Spencer schnaubt abfällig. „Welche? Corell finden und ihn über die drei Schwarzen Prinzessinnen löchern? Verdammt, das ist ein Märchen und Corell hat von den Prinzessinnen gesprochen. Der Junge hat keine einzige Tasse mehr im Schrank. Nicht eine, hörst du?“

„Von mir aus, aber er hat Recht!“ Aufgekratzt sehe ich Spencer an. „Du verstehst das nicht, okay? Es wäre möglich, dass ich sie nicht umgebracht habe. Und die Lösung dazu liegt in der Klinik. Du wolltest da doch eh hin. Also lass uns aufbrechen.“ Ich ziehe mir den vierten Pullover über den Kopf, bevor ich die Arme in meinen Mantel stecke und ihn mühsam schließe. Die Knöpfe scheinen abspringen zu wollen, der Reißverschluss sich zu überdehnen. Egal. Wir haben schon viel zu viel Zeit verschleudert. Dieses Märchenbuch, Jason und ich haben die einzige Lücke gefunden, die die Ärzte übersehen!

Spencer stemmt die Arme in die Hüften. „So gehe ich mit dir nicht.
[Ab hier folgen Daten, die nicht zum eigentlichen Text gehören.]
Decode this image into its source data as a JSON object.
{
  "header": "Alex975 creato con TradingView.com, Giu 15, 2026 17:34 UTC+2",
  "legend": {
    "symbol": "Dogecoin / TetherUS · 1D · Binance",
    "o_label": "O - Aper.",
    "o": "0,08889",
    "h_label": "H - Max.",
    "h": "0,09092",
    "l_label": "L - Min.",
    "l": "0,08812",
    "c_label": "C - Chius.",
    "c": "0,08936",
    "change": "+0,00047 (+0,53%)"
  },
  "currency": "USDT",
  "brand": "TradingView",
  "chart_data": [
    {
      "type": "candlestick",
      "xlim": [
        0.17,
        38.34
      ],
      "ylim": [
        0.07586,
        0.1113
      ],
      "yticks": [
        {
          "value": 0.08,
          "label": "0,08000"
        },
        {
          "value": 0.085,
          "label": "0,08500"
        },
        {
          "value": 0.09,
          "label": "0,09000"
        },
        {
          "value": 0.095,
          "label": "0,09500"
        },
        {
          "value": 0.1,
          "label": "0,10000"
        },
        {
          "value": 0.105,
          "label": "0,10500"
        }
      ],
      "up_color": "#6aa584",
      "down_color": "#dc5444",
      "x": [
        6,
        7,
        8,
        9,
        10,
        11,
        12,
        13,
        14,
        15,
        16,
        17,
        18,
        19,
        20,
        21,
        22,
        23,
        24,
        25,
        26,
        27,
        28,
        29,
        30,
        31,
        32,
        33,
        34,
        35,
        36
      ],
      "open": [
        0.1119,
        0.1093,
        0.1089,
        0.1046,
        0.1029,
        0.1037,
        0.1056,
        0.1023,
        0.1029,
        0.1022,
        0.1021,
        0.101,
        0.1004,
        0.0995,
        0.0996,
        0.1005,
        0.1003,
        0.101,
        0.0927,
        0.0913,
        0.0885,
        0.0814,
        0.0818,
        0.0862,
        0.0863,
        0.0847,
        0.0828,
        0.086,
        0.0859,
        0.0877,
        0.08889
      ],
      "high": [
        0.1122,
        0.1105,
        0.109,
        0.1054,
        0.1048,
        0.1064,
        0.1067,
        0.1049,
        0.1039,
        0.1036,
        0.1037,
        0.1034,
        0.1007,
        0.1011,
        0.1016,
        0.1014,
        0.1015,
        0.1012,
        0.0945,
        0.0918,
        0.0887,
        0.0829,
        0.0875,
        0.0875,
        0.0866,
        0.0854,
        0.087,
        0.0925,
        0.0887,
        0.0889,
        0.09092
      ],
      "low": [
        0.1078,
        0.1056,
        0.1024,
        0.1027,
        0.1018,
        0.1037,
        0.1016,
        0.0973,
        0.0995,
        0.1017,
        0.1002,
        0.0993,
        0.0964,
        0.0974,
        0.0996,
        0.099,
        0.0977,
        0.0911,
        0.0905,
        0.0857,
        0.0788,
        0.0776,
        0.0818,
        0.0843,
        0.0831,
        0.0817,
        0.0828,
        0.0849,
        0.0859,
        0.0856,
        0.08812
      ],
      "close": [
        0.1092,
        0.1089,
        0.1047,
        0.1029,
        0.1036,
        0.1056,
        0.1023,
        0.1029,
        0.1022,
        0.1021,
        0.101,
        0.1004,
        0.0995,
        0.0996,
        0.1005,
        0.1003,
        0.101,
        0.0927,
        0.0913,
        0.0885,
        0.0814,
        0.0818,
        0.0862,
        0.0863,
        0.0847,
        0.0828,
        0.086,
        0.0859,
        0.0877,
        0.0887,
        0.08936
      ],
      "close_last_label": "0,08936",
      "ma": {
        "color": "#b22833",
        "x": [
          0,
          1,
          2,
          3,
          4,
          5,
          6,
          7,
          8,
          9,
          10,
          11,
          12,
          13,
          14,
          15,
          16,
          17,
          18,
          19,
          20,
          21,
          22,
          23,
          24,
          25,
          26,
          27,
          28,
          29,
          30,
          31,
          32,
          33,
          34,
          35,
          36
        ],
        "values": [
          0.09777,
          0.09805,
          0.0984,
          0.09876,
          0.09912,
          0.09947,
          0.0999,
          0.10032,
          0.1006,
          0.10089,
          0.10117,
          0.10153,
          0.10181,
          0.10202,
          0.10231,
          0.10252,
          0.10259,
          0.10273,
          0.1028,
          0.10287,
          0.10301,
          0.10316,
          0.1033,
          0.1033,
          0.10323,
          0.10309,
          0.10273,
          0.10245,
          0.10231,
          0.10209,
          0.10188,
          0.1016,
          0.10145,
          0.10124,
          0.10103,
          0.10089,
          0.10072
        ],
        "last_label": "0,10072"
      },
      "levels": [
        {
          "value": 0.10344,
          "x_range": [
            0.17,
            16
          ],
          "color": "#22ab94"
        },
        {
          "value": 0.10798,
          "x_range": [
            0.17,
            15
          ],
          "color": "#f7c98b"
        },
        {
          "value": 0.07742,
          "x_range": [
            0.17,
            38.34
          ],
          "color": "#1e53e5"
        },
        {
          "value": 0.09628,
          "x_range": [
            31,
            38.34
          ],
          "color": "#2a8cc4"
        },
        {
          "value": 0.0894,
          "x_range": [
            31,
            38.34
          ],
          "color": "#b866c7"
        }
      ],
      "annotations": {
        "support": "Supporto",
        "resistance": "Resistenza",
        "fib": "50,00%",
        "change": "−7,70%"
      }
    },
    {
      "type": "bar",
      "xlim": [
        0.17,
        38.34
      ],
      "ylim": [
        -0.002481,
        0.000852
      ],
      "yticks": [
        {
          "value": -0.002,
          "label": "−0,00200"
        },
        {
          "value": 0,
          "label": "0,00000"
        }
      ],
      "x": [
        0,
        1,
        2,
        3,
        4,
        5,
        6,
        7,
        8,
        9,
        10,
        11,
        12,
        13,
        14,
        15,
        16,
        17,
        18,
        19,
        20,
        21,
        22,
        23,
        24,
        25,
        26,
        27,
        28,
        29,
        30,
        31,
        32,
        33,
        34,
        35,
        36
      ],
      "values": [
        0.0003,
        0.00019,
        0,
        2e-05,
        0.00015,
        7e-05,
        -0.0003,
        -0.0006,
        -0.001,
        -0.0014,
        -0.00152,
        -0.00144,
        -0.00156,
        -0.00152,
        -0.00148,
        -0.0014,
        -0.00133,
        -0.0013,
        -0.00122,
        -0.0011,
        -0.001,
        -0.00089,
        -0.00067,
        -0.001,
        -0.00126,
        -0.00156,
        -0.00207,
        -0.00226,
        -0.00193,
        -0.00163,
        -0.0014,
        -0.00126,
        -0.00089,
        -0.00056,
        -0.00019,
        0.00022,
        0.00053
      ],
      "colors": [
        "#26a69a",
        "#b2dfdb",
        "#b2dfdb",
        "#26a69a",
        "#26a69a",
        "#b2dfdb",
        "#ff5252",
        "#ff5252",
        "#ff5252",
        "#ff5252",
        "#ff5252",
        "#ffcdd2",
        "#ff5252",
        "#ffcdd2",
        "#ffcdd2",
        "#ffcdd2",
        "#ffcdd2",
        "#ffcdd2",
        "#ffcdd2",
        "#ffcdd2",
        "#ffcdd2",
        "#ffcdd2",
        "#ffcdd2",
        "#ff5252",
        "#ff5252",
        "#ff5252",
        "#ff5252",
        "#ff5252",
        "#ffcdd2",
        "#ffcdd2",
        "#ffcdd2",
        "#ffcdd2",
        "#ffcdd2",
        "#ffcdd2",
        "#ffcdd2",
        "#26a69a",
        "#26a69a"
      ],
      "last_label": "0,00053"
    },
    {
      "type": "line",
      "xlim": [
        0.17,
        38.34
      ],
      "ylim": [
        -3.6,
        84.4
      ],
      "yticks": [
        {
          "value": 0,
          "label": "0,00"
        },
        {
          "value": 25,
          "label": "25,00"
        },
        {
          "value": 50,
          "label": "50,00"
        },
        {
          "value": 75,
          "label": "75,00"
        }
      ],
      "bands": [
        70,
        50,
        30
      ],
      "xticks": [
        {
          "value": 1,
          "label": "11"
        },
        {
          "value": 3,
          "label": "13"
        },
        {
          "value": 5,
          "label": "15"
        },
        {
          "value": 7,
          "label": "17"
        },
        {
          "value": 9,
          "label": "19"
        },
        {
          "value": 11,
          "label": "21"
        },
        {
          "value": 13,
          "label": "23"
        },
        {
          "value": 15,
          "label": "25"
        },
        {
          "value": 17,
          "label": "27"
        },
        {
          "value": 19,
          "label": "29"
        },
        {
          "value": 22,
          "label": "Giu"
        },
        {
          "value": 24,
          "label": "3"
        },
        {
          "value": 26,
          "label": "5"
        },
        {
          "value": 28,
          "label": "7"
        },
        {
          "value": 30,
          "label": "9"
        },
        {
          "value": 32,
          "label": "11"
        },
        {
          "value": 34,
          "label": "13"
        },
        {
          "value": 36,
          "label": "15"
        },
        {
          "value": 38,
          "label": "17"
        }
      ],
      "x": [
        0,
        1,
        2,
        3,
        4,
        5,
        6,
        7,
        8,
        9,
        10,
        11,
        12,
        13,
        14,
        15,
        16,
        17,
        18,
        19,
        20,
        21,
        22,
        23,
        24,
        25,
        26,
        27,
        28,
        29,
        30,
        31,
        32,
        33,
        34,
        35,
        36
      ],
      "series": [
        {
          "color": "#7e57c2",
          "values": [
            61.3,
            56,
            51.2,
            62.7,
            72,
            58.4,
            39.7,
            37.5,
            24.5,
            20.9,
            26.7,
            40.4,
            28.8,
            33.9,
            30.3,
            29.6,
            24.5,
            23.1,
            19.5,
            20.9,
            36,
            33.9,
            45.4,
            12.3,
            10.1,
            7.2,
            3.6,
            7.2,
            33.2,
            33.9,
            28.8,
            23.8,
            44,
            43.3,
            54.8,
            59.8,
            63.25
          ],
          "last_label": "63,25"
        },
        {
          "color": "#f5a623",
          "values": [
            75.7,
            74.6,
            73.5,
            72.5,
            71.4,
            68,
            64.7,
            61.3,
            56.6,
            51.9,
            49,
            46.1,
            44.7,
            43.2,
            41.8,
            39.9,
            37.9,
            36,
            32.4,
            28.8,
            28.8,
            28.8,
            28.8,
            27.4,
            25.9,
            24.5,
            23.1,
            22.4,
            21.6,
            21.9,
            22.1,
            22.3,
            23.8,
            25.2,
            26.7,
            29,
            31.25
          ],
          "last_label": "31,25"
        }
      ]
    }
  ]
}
Du bist völlig durch den Wind.“

Ich wickle mir einen Schal um Mund und Nase, und noch einen, dann zerre ich mir die Kapuze über die Haare. „Zieh dich an oder ich schleppe dich so vor die Tür.“

Spencer kichert augenverdrehend. „Das würdest du nicht wagen.“

Ich erspüre die Moleküle unter ihren Füßen und versetze sie in Schwingung, zwinge sie zu einer schnelleren Bewegung und zu neuen Strukturen. Der Boden unter Spencer bewegt sich. Sie kreischt auf, rudert mit den Armen und lässt sich fallen. Die Teilchen schnappen in ihre alte Bewegung und Position zurück. Auf ihre Unterarme gestützt, wirft Spencer mir durch ihr wirres Haar einen mörderischen Blick zu.

„Zieh dich an“, wiederhole ich.

Corell wird Lucinda den Hinweis mit den drei Schwarzen Prinzessinnen nicht ohne Grund gegeben haben. Kein Produkt der Klinik tut etwas ohne Hintergedanken. Schaudernd rolle ich unter den Stoffschichten die Schultern. Mir bleibt nur zu hoffen, dass ich uns in keine Falle führe.